/image-comparison

image comparisons

Primary LanguagePythonGNU General Public License v3.0GPL-3.0

https://github.com/ridhwaans/image-comparison

image comparison

description

This program takes in a CSV containing the filenames of different image files. Then, the program reads those files and performs an image comparison on two sets of images. It then outputs a new CSV containing the numerical difference between each pair of images and the comparison elapsed time, in addition to the filenames of those images.

example input CSV

image1,image2
aa.png,ba.png
ab.png,bb.png
ac.png,ac.gif
ad.png,bd.png

assumptions

There were some ambiguities in the requirements and I made some assumptions Assumptions:

  1. Image files must be in the same directory as the python solution
  2. Input csv must have only two headers 'image1' and 'image2'
  3. Input csv must have a comma separated format
  4. Supported image types are .png, .gif, .jpg, .jpeg, .bmp
  5. There is no requirement if the pairs of images have equal size dimensions
  6. The absolute filepath of the input csv must be given if not in the same directory

questions and answers

Q) How do you know if your code works?
A) I like to automate testing such as unit tests, integration and end-to-end tests if any that verify the functionality of the features & pieces of the code. I feel safe and confident as a developer to ship working working code that is backed by a test suite. Also, code reviews should be enforced which promotes code maintainability for all stakeholders. See testing for more information.

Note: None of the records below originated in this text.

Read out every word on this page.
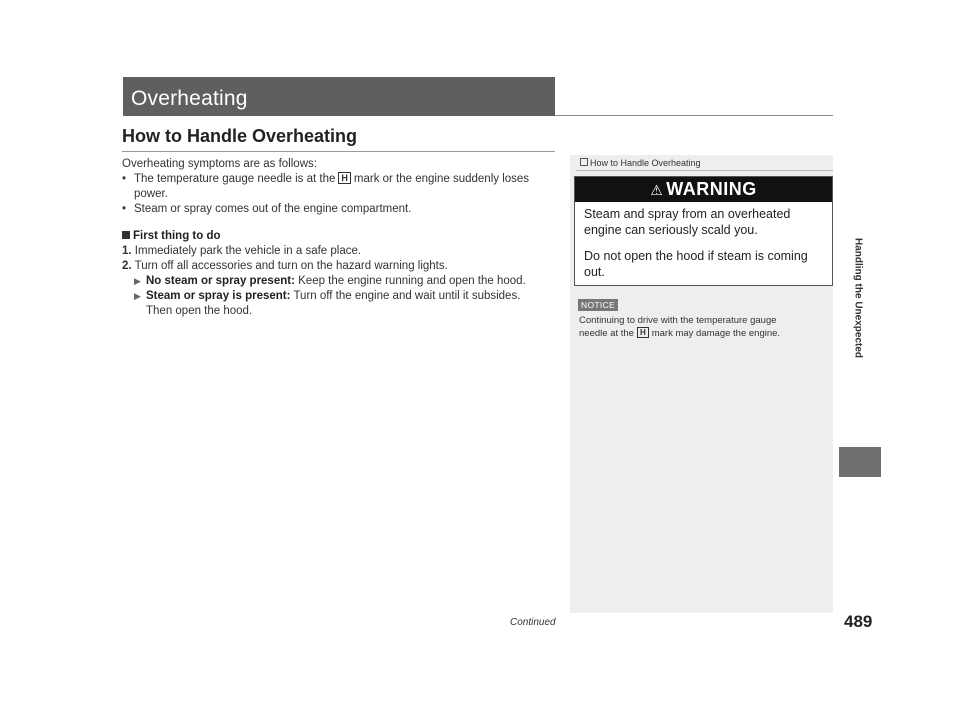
Overheating
How to Handle Overheating
Overheating symptoms are as follows:
• The temperature gauge needle is at the H mark or the engine suddenly loses
power.
• Steam or spray comes out of the engine compartment.
First thing to do
1. Immediately park the vehicle in a safe place.
2. Turn off all accessories and turn on the hazard warning lights.
▶ No steam or spray present: Keep the engine running and open the hood.
▶ Steam or spray is present: Turn off the engine and wait until it subsides.
Then open the hood.
How to Handle Overheating
⚠ WARNING

Steam and spray from an overheated engine can seriously scald you.

Do not open the hood if steam is coming out.

NOTICE
Continuing to drive with the temperature gauge
needle at the H mark may damage the engine.	Handling the Unexpected
Continued	489
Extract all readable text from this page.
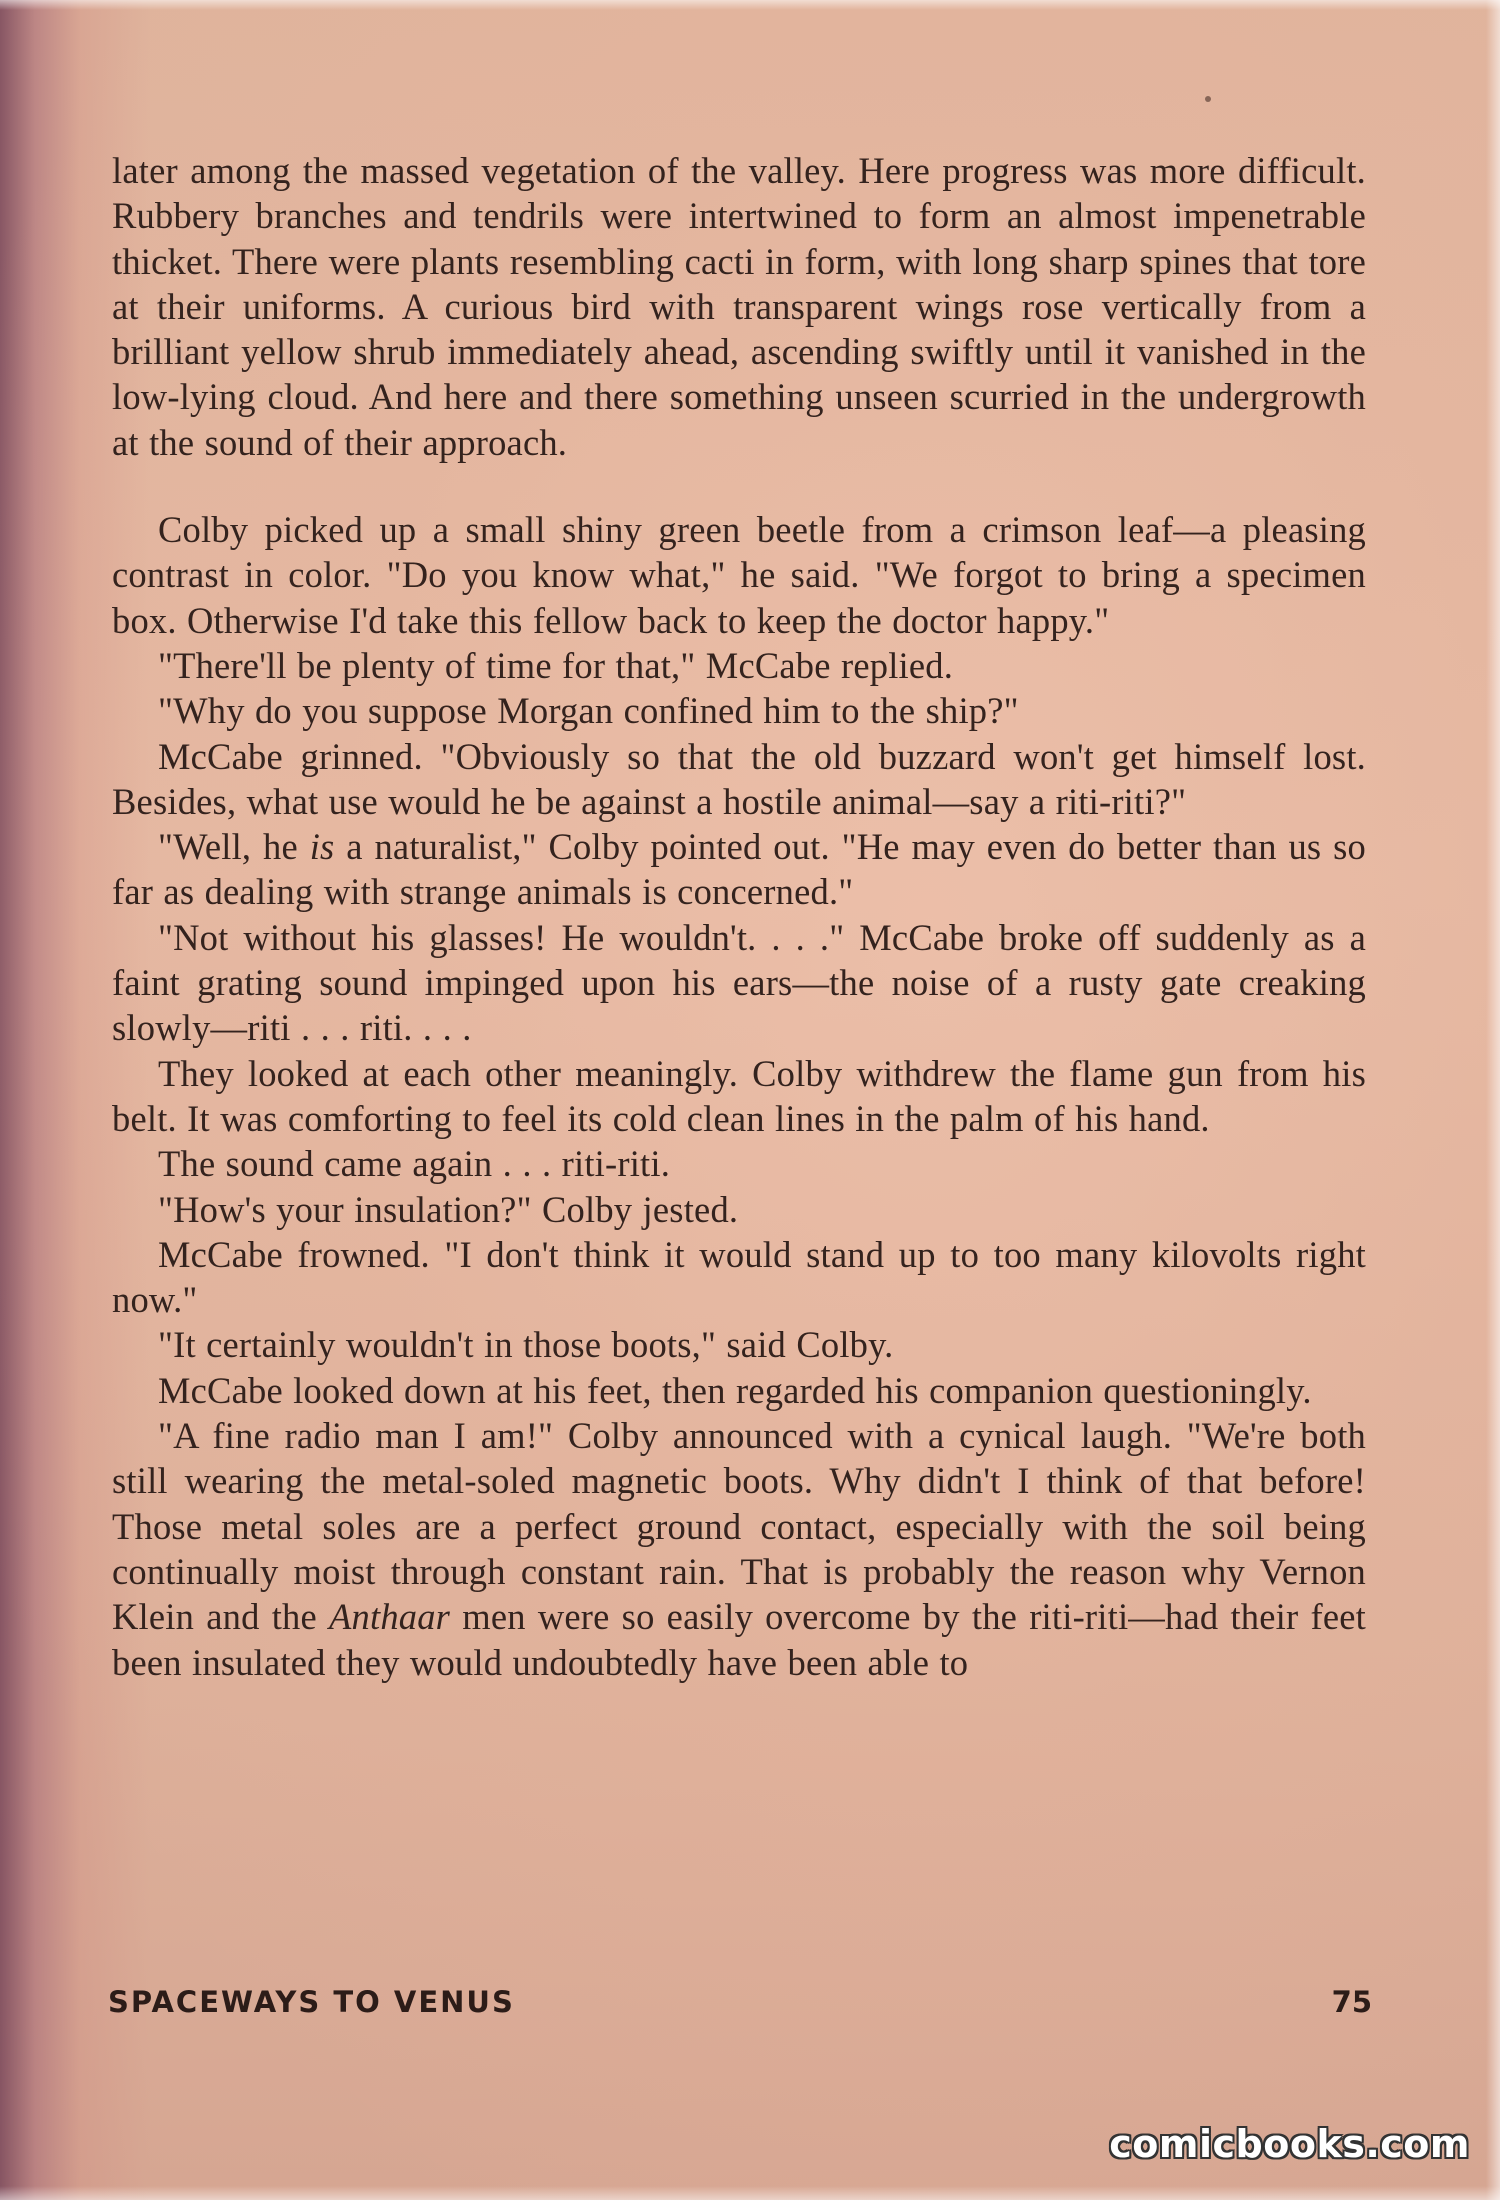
later among the massed vegetation of the valley. Here progress was more difficult. Rubbery branches and tendrils were intertwined to form an almost impenetrable thicket. There were plants resembling cacti in form, with long sharp spines that tore at their uniforms. A curious bird with transparent wings rose vertically from a brilliant yellow shrub immediately ahead, ascending swiftly until it vanished in the low-lying cloud. And here and there something unseen scurried in the undergrowth at the sound of their approach.

Colby picked up a small shiny green beetle from a crimson leaf—a pleasing contrast in color. "Do you know what," he said. "We forgot to bring a specimen box. Otherwise I'd take this fellow back to keep the doctor happy."

"There'll be plenty of time for that," McCabe replied.

"Why do you suppose Morgan confined him to the ship?"

McCabe grinned. "Obviously so that the old buzzard won't get himself lost. Besides, what use would he be against a hostile animal—say a riti-riti?"

"Well, he is a naturalist," Colby pointed out. "He may even do better than us so far as dealing with strange animals is concerned."

"Not without his glasses! He wouldn't. . . ." McCabe broke off suddenly as a faint grating sound impinged upon his ears—the noise of a rusty gate creaking slowly—riti . . . riti. . . .

They looked at each other meaningly. Colby withdrew the flame gun from his belt. It was comforting to feel its cold clean lines in the palm of his hand.

The sound came again . . . riti-riti.

"How's your insulation?" Colby jested.

McCabe frowned. "I don't think it would stand up to too many kilovolts right now."

"It certainly wouldn't in those boots," said Colby.

McCabe looked down at his feet, then regarded his companion questioningly.

"A fine radio man I am!" Colby announced with a cynical laugh. "We're both still wearing the metal-soled magnetic boots. Why didn't I think of that before! Those metal soles are a perfect ground contact, especially with the soil being continually moist through constant rain. That is probably the reason why Vernon Klein and the Anthaar men were so easily overcome by the riti-riti—had their feet been insulated they would undoubtedly have been able to

SPACEWAYS TO VENUS	75
comicbooks.com
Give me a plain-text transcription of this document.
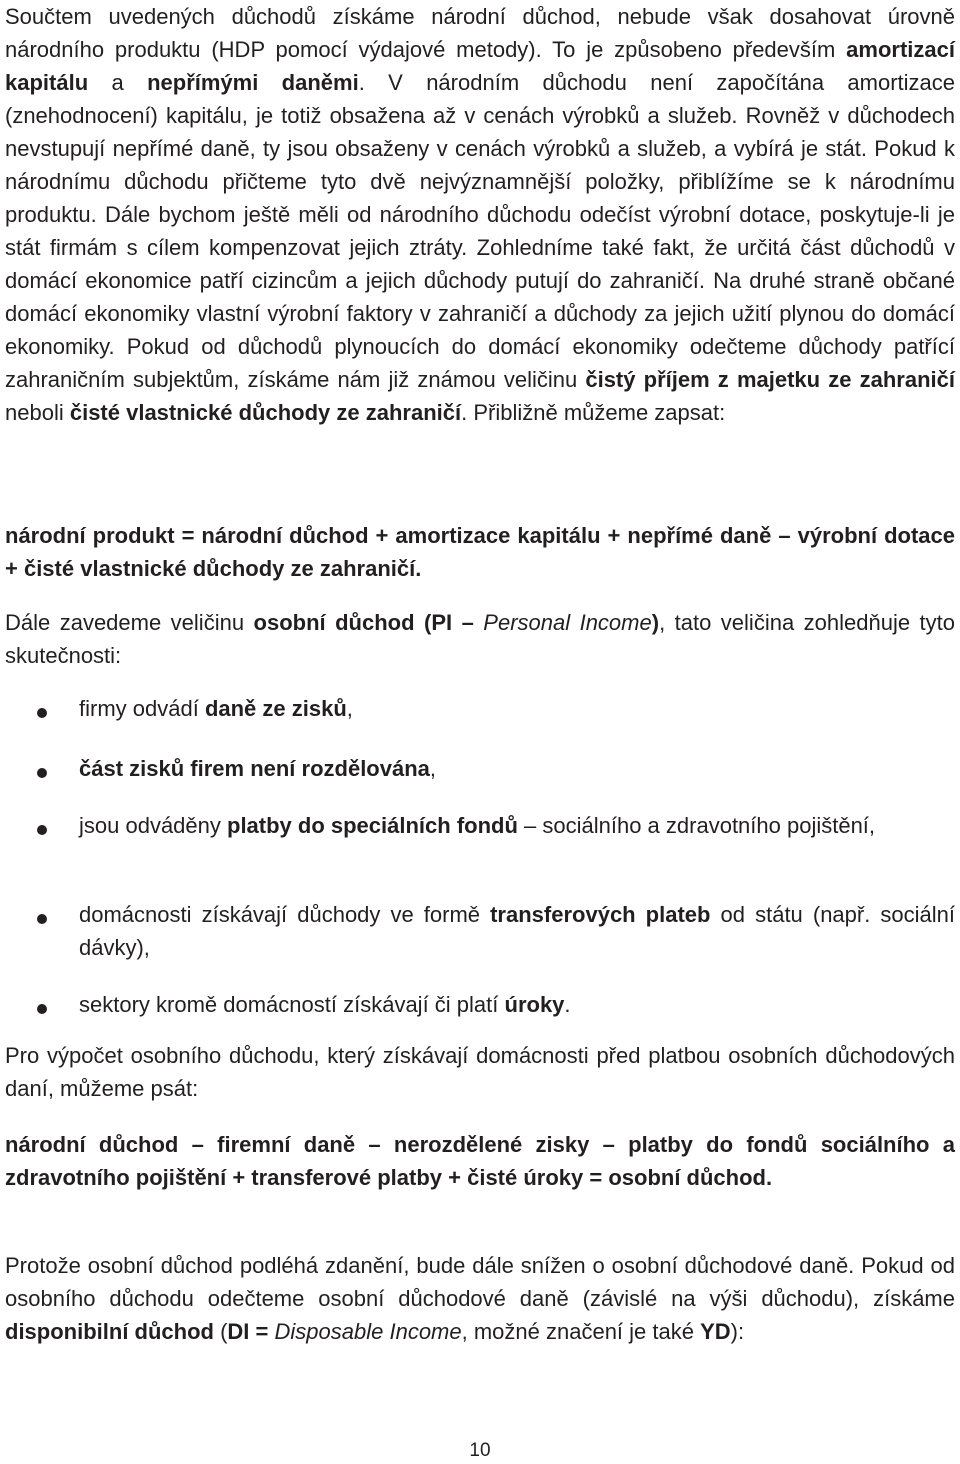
Součtem uvedených důchodů získáme národní důchod, nebude však dosahovat úrovně národního produktu (HDP pomocí výdajové metody). To je způsobeno především amortizací kapitálu a nepřímými daněmi. V národním důchodu není započítána amortizace (znehodnocení) kapitálu, je totiž obsažena až v cenách výrobků a služeb. Rovněž v důchodech nevstupují nepřímé daně, ty jsou obsaženy v cenách výrobků a služeb, a vybírá je stát. Pokud k národnímu důchodu přičteme tyto dvě nejvýznamnější položky, přiblížíme se k národnímu produktu. Dále bychom ještě měli od národního důchodu odečíst výrobní dotace, poskytuje-li je stát firmám s cílem kompenzovat jejich ztráty. Zohledníme také fakt, že určitá část důchodů v domácí ekonomice patří cizincům a jejich důchody putují do zahraničí. Na druhé straně občané domácí ekonomiky vlastní výrobní faktory v zahraničí a důchody za jejich užití plynou do domácí ekonomiky. Pokud od důchodů plynoucích do domácí ekonomiky odečteme důchody patřící zahraničním subjektům, získáme nám již známou veličinu čistý příjem z majetku ze zahraničí neboli čisté vlastnické důchody ze zahraničí. Přibližně můžeme zapsat:

národní produkt = národní důchod + amortizace kapitálu + nepřímé daně – výrobní dotace + čisté vlastnické důchody ze zahraničí.

Dále zavedeme veličinu osobní důchod (PI – Personal Income), tato veličina zohledňuje tyto skutečnosti:

firmy odvádí daně ze zisků,

část zisků firem není rozdělována,

jsou odváděny platby do speciálních fondů – sociálního a zdravotního pojištění,

domácnosti získávají důchody ve formě transferových plateb od státu (např. sociální dávky),

sektory kromě domácností získávají či platí úroky.

Pro výpočet osobního důchodu, který získávají domácnosti před platbou osobních důchodových daní, můžeme psát:

národní důchod – firemní daně – nerozdělené zisky – platby do fondů sociálního a zdravotního pojištění + transferové platby + čisté úroky = osobní důchod.

Protože osobní důchod podléhá zdanění, bude dále snížen o osobní důchodové daně. Pokud od osobního důchodu odečteme osobní důchodové daně (závislé na výši důchodu), získáme disponibilní důchod (DI = Disposable Income, možné značení je také YD):

10
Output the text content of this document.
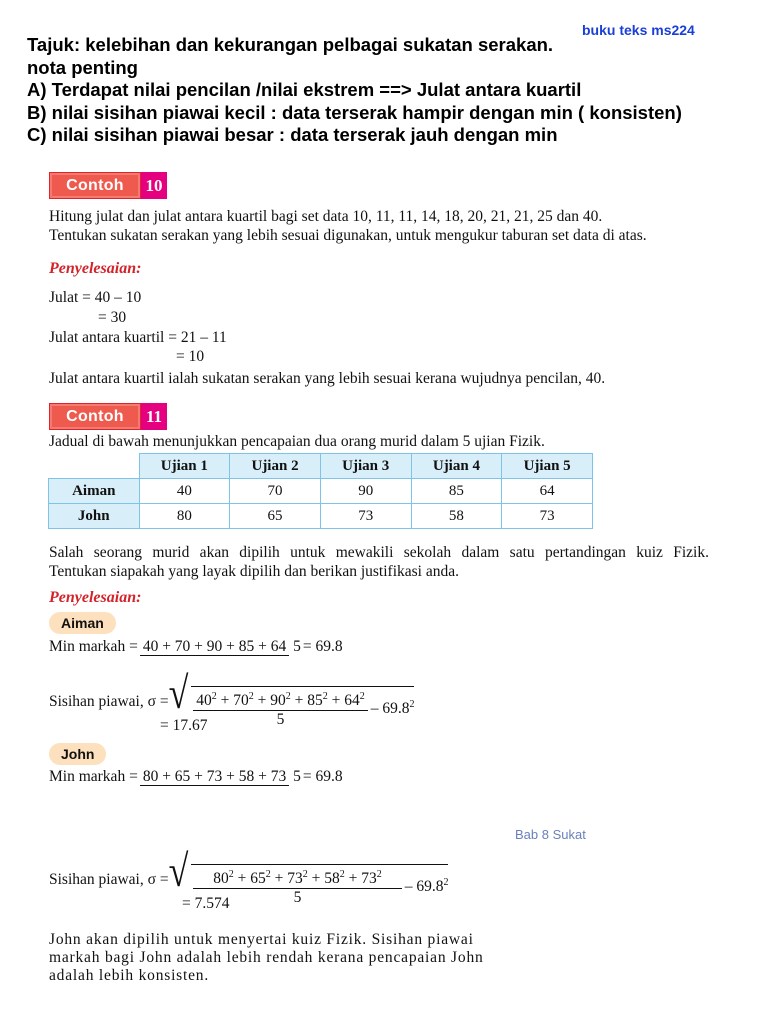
buku teks ms224
Tajuk: kelebihan dan kekurangan pelbagai sukatan serakan.
nota penting
A) Terdapat nilai pencilan /nilai ekstrem ==> Julat antara kuartil
B) nilai sisihan piawai kecil : data terserak hampir dengan min ( konsisten)
C) nilai sisihan piawai besar : data terserak jauh dengan min
Contoh	10
Hitung julat dan julat antara kuartil bagi set data 10, 11, 11, 14, 18, 20, 21, 21, 25 dan 40.
Tentukan sukatan serakan yang lebih sesuai digunakan, untuk mengukur taburan set data di atas.
Penyelesaian:
Julat = 40 – 10
= 30
Julat antara kuartil = 21 – 11
= 10
Julat antara kuartil ialah sukatan serakan yang lebih sesuai kerana wujudnya pencilan, 40.
Contoh	11
Jadual di bawah menunjukkan pencapaian dua orang murid dalam 5 ujian Fizik.
	Ujian 1	Ujian 2	Ujian 3	Ujian 4	Ujian 5
Aiman	40	70	90	85	64
John	80	65	73	58	73
Salah seorang murid akan dipilih untuk mewakili sekolah dalam satu pertandingan kuiz Fizik.
Tentukan siapakah yang layak dipilih dan berikan justifikasi anda.
Penyelesaian:
Aiman
Min markah = 40 + 70 + 90 + 85 + 64 5 = 69.8
Sisihan piawai, σ = √ $\frac{40^2 + 70^2 + 90^2 + 85^2 + 64^2}{5} - 69.8^2$
= 17.67
John
Min markah = 80 + 65 + 73 + 58 + 73 5 = 69.8
Bab 8 Sukat
Sisihan piawai, σ = √ $\frac{80^2 + 65^2 + 73^2 + 58^2 + 73^2}{5} - 69.8^2$
= 7.574
John akan dipilih untuk menyertai kuiz Fizik. Sisihan piawai
markah bagi John adalah lebih rendah kerana pencapaian John
adalah lebih konsisten.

Q) How are you going to teach Bjorn how to use the program?
A) Writing good documentation and test coverage for the program will explain its usage to Bjorn at a high level and low level. Making sure the test cases run also helps to see the flow. Also, I can schedule a walkthrough or over the shoulder meeting if new users have difficulties.

Q) Your manager Jeanie is assigning you to a different task and is making Ferris the maintainer of your application. How do you make sure he succeeds?
A) It is a good practice to keep your code well-documented with inline comments and design docs before checking in, because it brings visibility and tracks edge cases or specific uses which may not be clearly apparent. Code reviews also help bounce ideas off one another, familiarize Bjorn and other maintainers with your work, so that they will be able to hit the ground running.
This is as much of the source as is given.